Cost optimized provisioning of elastic resources for application workflows

  • Authors:
  • Eun-Kyu Byun;Yang-Suk Kee;Jin-Soo Kim;Seungryoul Maeng

  • Affiliations:
  • Department of Computer Science, Korea Advanced Institute of Science and Technology, Daejeon 305-701, South Korea;Oracle USA Inc., Redwood Shores, CA 94065, USA;School of Information and Communication Eng., Sungkyunkwan University, Suwon, Gyeonggi-do 440-746, South Korea;Department of Computer Science, Korea Advanced Institute of Science and Technology, Daejeon 305-701, South Korea

  • Venue:
  • Future Generation Computer Systems
  • Year:
  • 2011

Quantified Score

Hi-index 0.00

Visualization

Abstract

Workflow technologies have become a major vehicle for easy and efficient development of scientific applications. In the meantime, state-of-the-art resource provisioning technologies such as cloud computing enable users to acquire computing resources dynamically and elastically. A critical challenge in integrating workflow technologies with resource provisioning technologies is to determine the right amount of resources required for the execution of workflows in order to minimize the financial cost from the perspective of users and to maximize the resource utilization from the perspective of resource providers.
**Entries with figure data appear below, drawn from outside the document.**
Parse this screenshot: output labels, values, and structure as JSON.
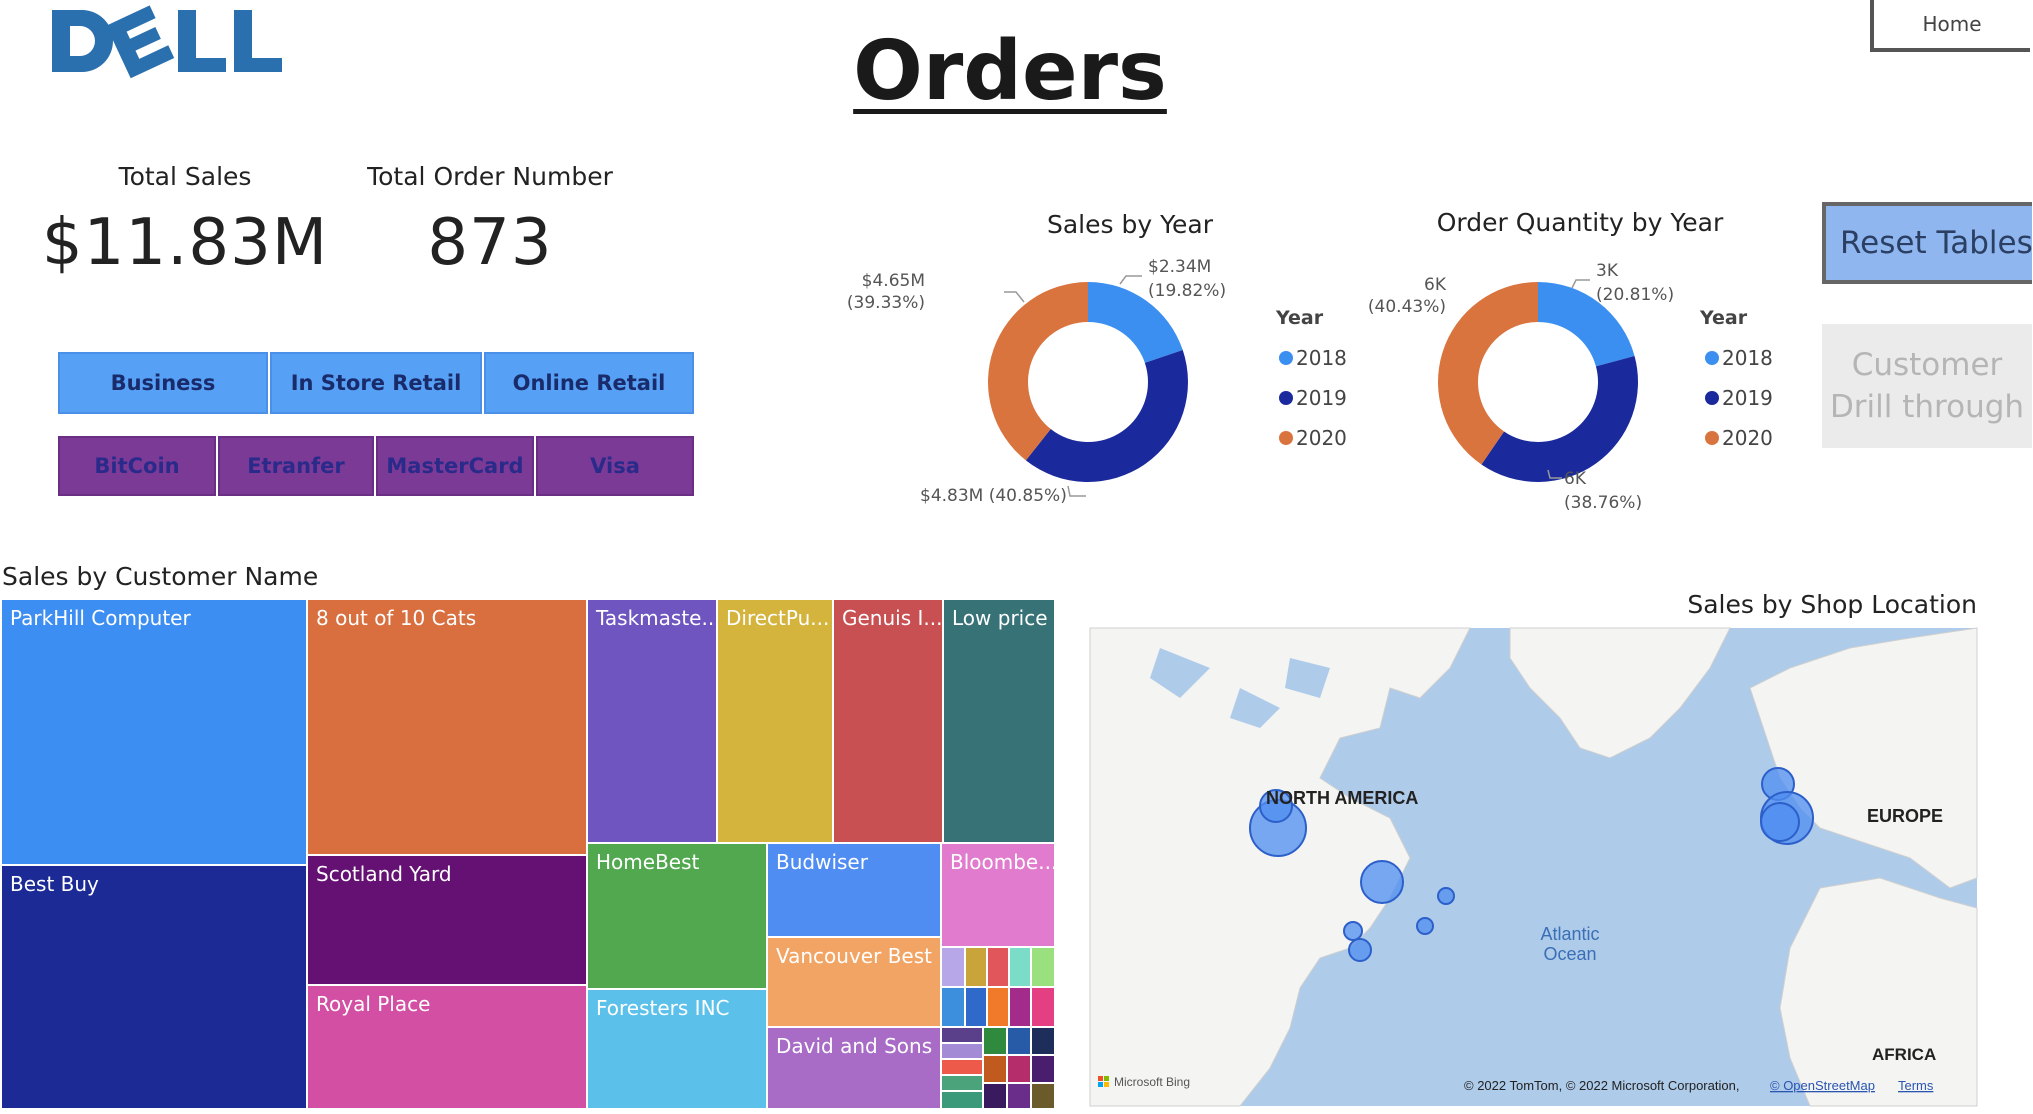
{
  "brand": {
    "logo_text": "DELL",
    "logo_color": "#2a6fae"
  },
  "header": {
    "title": "Orders",
    "home_label": "Home"
  },
  "kpis": {
    "total_sales_label": "Total Sales",
    "total_sales_value": "$11.83M",
    "total_orders_label": "Total Order Number",
    "total_orders_value": "873"
  },
  "filters": {
    "channels": [
      "Business",
      "In Store Retail",
      "Online Retail"
    ],
    "payments": [
      "BitCoin",
      "Etranfer",
      "MasterCard",
      "Visa"
    ]
  },
  "actions": {
    "reset_label": "Reset Tables",
    "drill_line1": "Customer",
    "drill_line2": "Drill through"
  },
  "legend": {
    "title": "Year",
    "years": [
      "2018",
      "2019",
      "2020"
    ],
    "colors": [
      "#3b8ff0",
      "#1a2a9c",
      "#d9743f"
    ]
  },
  "sales_by_year": {
    "title": "Sales by Year",
    "label_2018": "$2.34M",
    "pct_2018": "(19.82%)",
    "label_2020": "$4.65M",
    "pct_2020": "(39.33%)",
    "label_2019": "$4.83M (40.85%)"
  },
  "orders_by_year": {
    "title": "Order Quantity by Year",
    "label_2018": "3K",
    "pct_2018": "(20.81%)",
    "label_2020": "6K",
    "pct_2020": "(40.43%)",
    "label_2019": "6K",
    "pct_2019": "(38.76%)"
  },
  "treemap": {
    "title": "Sales by Customer Name",
    "tiles": [
      "ParkHill Computer",
      "Best Buy",
      "8 out of 10 Cats",
      "Scotland Yard",
      "Royal Place",
      "Taskmaste...",
      "DirectPu...",
      "Genuis I...",
      "Low price",
      "HomeBest",
      "Foresters INC",
      "Budwiser",
      "Vancouver Best",
      "David and Sons",
      "Bloombe..."
    ]
  },
  "map": {
    "title": "Sales by Shop Location",
    "labels": {
      "na": "NORTH AMERICA",
      "europe": "EUROPE",
      "africa": "AFRICA",
      "ocean_line1": "Atlantic",
      "ocean_line2": "Ocean"
    },
    "attribution": "© 2022 TomTom, © 2022 Microsoft Corporation,",
    "osm_link": "© OpenStreetMap",
    "terms_link": "Terms",
    "bing_label": "Microsoft Bing"
  },
  "chart_data": [
    {
      "type": "pie",
      "title": "Sales by Year",
      "categories": [
        "2018",
        "2019",
        "2020"
      ],
      "values": [
        2.34,
        4.83,
        4.65
      ],
      "unit": "$M",
      "percents": [
        19.82,
        40.85,
        39.33
      ]
    },
    {
      "type": "pie",
      "title": "Order Quantity by Year",
      "categories": [
        "2018",
        "2019",
        "2020"
      ],
      "percents": [
        20.81,
        38.76,
        40.43
      ]
    }
  ]
}
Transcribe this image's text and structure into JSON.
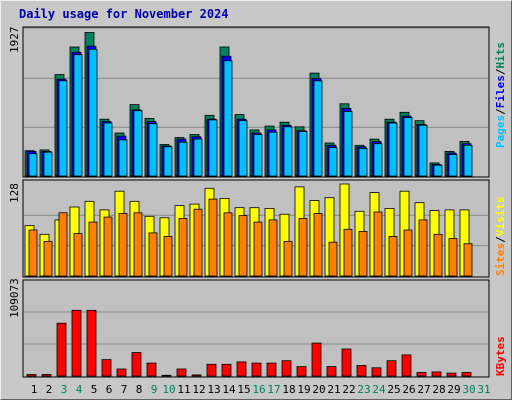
{
  "title": "Daily usage for November 2024",
  "colors": {
    "hits": "#00805c",
    "files": "#0000ff",
    "pages": "#00c0ff",
    "visits": "#ffff00",
    "sites": "#ff8000",
    "kbytes": "#ff0000",
    "weekend": "#00805c",
    "weekday": "#000000",
    "panel": "#c0c0c0"
  },
  "axis_labels": {
    "top_max": "1927",
    "mid_max": "128",
    "bottom_max": "109073"
  },
  "legend": {
    "top": [
      "Pages",
      "/",
      "Files",
      "/",
      "Hits"
    ],
    "mid": [
      "Sites",
      "/",
      "Visits"
    ],
    "bottom": [
      "KBytes"
    ]
  },
  "chart_data": [
    {
      "type": "bar",
      "title": "Daily usage for November 2024",
      "categories": [
        "1",
        "2",
        "3",
        "4",
        "5",
        "6",
        "7",
        "8",
        "9",
        "10",
        "11",
        "12",
        "13",
        "14",
        "15",
        "16",
        "17",
        "18",
        "19",
        "20",
        "21",
        "22",
        "23",
        "24",
        "25",
        "26",
        "27",
        "28",
        "29",
        "30",
        "31"
      ],
      "ylim": [
        0,
        1927
      ],
      "series": [
        {
          "name": "Hits",
          "values": [
            330,
            340,
            1320,
            1680,
            1870,
            740,
            560,
            930,
            750,
            410,
            500,
            540,
            790,
            1680,
            800,
            600,
            650,
            700,
            640,
            1340,
            430,
            940,
            400,
            480,
            740,
            830,
            720,
            170,
            320,
            450,
            0
          ]
        },
        {
          "name": "Files",
          "values": [
            320,
            320,
            1260,
            1610,
            1690,
            710,
            520,
            860,
            710,
            390,
            480,
            510,
            740,
            1560,
            740,
            560,
            600,
            660,
            590,
            1270,
            400,
            880,
            380,
            450,
            700,
            780,
            670,
            150,
            300,
            420,
            0
          ]
        },
        {
          "name": "Pages",
          "values": [
            290,
            310,
            1240,
            1580,
            1650,
            690,
            470,
            850,
            680,
            380,
            440,
            480,
            730,
            1500,
            720,
            540,
            570,
            640,
            580,
            1240,
            370,
            840,
            360,
            420,
            690,
            760,
            660,
            140,
            280,
            400,
            0
          ]
        }
      ]
    },
    {
      "type": "bar",
      "categories": [
        "1",
        "2",
        "3",
        "4",
        "5",
        "6",
        "7",
        "8",
        "9",
        "10",
        "11",
        "12",
        "13",
        "14",
        "15",
        "16",
        "17",
        "18",
        "19",
        "20",
        "21",
        "22",
        "23",
        "24",
        "25",
        "26",
        "27",
        "28",
        "29",
        "30",
        "31"
      ],
      "ylim": [
        0,
        128
      ],
      "series": [
        {
          "name": "Visits",
          "values": [
            70,
            58,
            78,
            96,
            104,
            92,
            118,
            104,
            83,
            81,
            98,
            100,
            122,
            108,
            95,
            95,
            94,
            86,
            124,
            105,
            109,
            128,
            90,
            116,
            94,
            118,
            102,
            91,
            92,
            92,
            0
          ]
        },
        {
          "name": "Sites",
          "values": [
            64,
            48,
            88,
            59,
            75,
            82,
            87,
            88,
            60,
            55,
            80,
            93,
            107,
            88,
            84,
            75,
            78,
            48,
            80,
            87,
            47,
            65,
            62,
            89,
            55,
            64,
            78,
            58,
            52,
            45,
            0
          ]
        }
      ]
    },
    {
      "type": "bar",
      "categories": [
        "1",
        "2",
        "3",
        "4",
        "5",
        "6",
        "7",
        "8",
        "9",
        "10",
        "11",
        "12",
        "13",
        "14",
        "15",
        "16",
        "17",
        "18",
        "19",
        "20",
        "21",
        "22",
        "23",
        "24",
        "25",
        "26",
        "27",
        "28",
        "29",
        "30",
        "31"
      ],
      "ylim": [
        0,
        109073
      ],
      "series": [
        {
          "name": "KBytes",
          "values": [
            0,
            0,
            90000,
            112000,
            112000,
            28000,
            12000,
            40000,
            22000,
            1200,
            12000,
            1800,
            20000,
            20000,
            24000,
            22000,
            22000,
            26000,
            16000,
            56000,
            16000,
            46000,
            18000,
            14000,
            26000,
            36000,
            6000,
            7000,
            5000,
            6000,
            0
          ]
        }
      ]
    }
  ],
  "x_labels": {
    "days": [
      "1",
      "2",
      "3",
      "4",
      "5",
      "6",
      "7",
      "8",
      "9",
      "10",
      "11",
      "12",
      "13",
      "14",
      "15",
      "16",
      "17",
      "18",
      "19",
      "20",
      "21",
      "22",
      "23",
      "24",
      "25",
      "26",
      "27",
      "28",
      "29",
      "30",
      "31"
    ],
    "weekend": [
      false,
      false,
      true,
      true,
      false,
      false,
      false,
      false,
      true,
      true,
      false,
      false,
      false,
      false,
      false,
      true,
      true,
      false,
      false,
      false,
      false,
      false,
      true,
      true,
      false,
      false,
      false,
      false,
      false,
      true,
      true
    ]
  }
}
This paper suggests an architecture for the automatic execution of large-scale workflow-based applications on dynamically and elastically provisioned computing resources. Especially, we focus on its core algorithm named PBTS (Partitioned Balanced Time Scheduling), which estimates the minimum number of computing hosts required to execute a workflow within a user-specified finish time. The PBTS algorithm is designed to fit both elastic resource provisioning models such as Amazon EC2 and malleable parallel application models such as MapReduce. The experimental results with a number of synthetic workflows and several real science workflows demonstrate that PBTS estimates the resource capacity close to the theoretical low bound.